Travail: painful, laborious effort (n), or (v) to engage in such. You probably know about the snobs who distinguish between 'travelers' and 'tourists' - of course they are always the former. But did you realise that the word 'travel' has the same root as the word 'travail'? It's not just about hard work, but is related to the Latin 'tripaliare', 'to torture' or the instruments for doing this. Even worse, before that it probably came from the Latin 'tripalis' or 'having three stakes'. Sounds about as painful as some of the travelling Bill and I have done - or touristing / touring, whatever you want to call what we do. I'm not bothered about naming it.
Actually, being a 'traveler' isn't the top of the heap according to Fussell. To really impress him, you needed a whole other level of courage: you had to be an 'explorer'. Might be interesting to read Graham Greene's Journey without Maps, a 200 mile trip in West Africa undertaken in 1935. He uses the word
sodality - basically a fraternity, concerning the many witch doctors he encountered there. By at least one account, Greene wasn't a nice character at all. Then again, I read similar stuff about H.V. Morton, whose book (In Search of England) I'm
cf - from the Latin word confer, to consult. If eg is read 'such as' and ie is read 'for example', cf is read 'compare to'. You probably already knew that, right? I didn't.
I learned about a writer named Robert Byron whose opus magnum was The Road to Oxiana. I'm unlikely to travel in Persia (Iran), but a tad of internet research took me to a picture of a breath-taking mosque. Byron was killed in 1941 when his ship was torpedoed by a German submarine off the coast of Scotland; he was 35 years old. Having died young makes me wonder if he might or might not have been one of the nicer writers running around loose at the time.
pederasty - vs pedophilia - Apparently the latter is attracted to young children (say, under age 11); the former refers to a sexual relationship between an older man and a younger (12-16 years) boy. I wondered what I was reading about author Norman Douglas, whose most famous work is South Wind (mentioned in passing by Dorothy L. Sayers - it was a small world between the wars in many ways). Douglas lived in Italy, an exile from Britain as the result of a charge of indecent assault in London. He carried on his pederasty with young Italian boys. Charming man, I'm sure. Actually, he probably was, but creepy all the same.

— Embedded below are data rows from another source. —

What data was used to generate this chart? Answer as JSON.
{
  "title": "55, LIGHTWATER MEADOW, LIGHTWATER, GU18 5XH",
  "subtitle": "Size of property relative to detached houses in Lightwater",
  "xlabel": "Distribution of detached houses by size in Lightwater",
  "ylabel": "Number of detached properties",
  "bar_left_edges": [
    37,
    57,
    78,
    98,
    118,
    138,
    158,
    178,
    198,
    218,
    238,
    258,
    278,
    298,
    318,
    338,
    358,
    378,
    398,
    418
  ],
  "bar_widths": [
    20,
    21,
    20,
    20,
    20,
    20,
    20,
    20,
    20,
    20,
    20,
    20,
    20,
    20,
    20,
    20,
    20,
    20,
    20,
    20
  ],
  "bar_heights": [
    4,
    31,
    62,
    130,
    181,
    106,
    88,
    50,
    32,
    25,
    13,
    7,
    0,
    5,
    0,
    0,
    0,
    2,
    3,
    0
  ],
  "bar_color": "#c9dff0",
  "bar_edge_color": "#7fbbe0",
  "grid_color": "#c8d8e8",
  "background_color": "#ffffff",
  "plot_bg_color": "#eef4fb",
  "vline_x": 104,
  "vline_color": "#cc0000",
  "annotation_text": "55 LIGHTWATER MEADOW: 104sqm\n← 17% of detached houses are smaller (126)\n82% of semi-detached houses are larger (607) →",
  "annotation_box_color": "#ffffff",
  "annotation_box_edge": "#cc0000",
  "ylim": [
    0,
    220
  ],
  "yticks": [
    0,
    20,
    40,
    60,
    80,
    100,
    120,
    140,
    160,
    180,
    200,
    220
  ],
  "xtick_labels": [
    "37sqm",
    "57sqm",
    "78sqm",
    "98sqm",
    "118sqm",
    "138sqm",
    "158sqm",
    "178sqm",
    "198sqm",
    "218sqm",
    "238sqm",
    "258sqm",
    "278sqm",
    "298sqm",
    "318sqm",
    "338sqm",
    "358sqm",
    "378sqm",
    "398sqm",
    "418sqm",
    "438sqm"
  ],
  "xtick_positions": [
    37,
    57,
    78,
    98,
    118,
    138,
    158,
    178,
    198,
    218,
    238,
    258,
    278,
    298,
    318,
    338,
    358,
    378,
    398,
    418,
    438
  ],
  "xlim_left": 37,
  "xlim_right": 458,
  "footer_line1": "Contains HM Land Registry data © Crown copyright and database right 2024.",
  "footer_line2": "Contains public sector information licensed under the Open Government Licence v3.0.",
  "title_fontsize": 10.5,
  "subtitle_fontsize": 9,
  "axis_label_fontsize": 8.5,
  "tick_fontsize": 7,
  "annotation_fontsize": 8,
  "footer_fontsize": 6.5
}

There was a passage early on in the book that gave me the shivers. It spoke of how in the 20's people were still recovering from feeling they had just barely squeeked through the nightmare of the first World War. Then in the 30's (and coming to terms with the aftermath of the stock market crash), they gradually became aware of the horrors that were going to culminate in yet another World War. As much as I love the fashions, the decor, the art of the time, I think the emotional edge people must have lived on is another thing along with all the social change that really fascinates me about this period.
Other passages seemed to illuminate and explain things:
"Sacred to this generation is the image not just of the traveler but of the wanderer, the vagabond, or even Chaplin's cinema tramp, all skilled in the techniques of shrewd evasion and makeshift appropriate to the age's open road."
This chimed a faint cord of remembrance of something Grandmother said about tramps during the Depression, something about a code that required helping them. It will have been part of being 'a good Christian' but I had the sense there was something romantic about them as well.
'Jet-setting' didn't happen until the late 40s, early 50s. Prior to this, and particularly between the wars, one traveled by ship or by train. Both of these modes of transport are iconic for this period. I wonder if this is why Bill and I are so enamoured of these modes of travel (and not just because I despise the circus that air travel has become).
I'm sure I've tried to cram too much into this post and thus incoherently skipped around. I could probably expound on any of these topics, but will leave it for now. I wanted to get this out before this post also grew cobwebs. There are a number of Fussell's other books about social class in the US that I'm looking forward to tackling. I am now forewarned that he is hard work to read. Totally worth it, but effort is required.
Have you read any of Paul Fussell's books?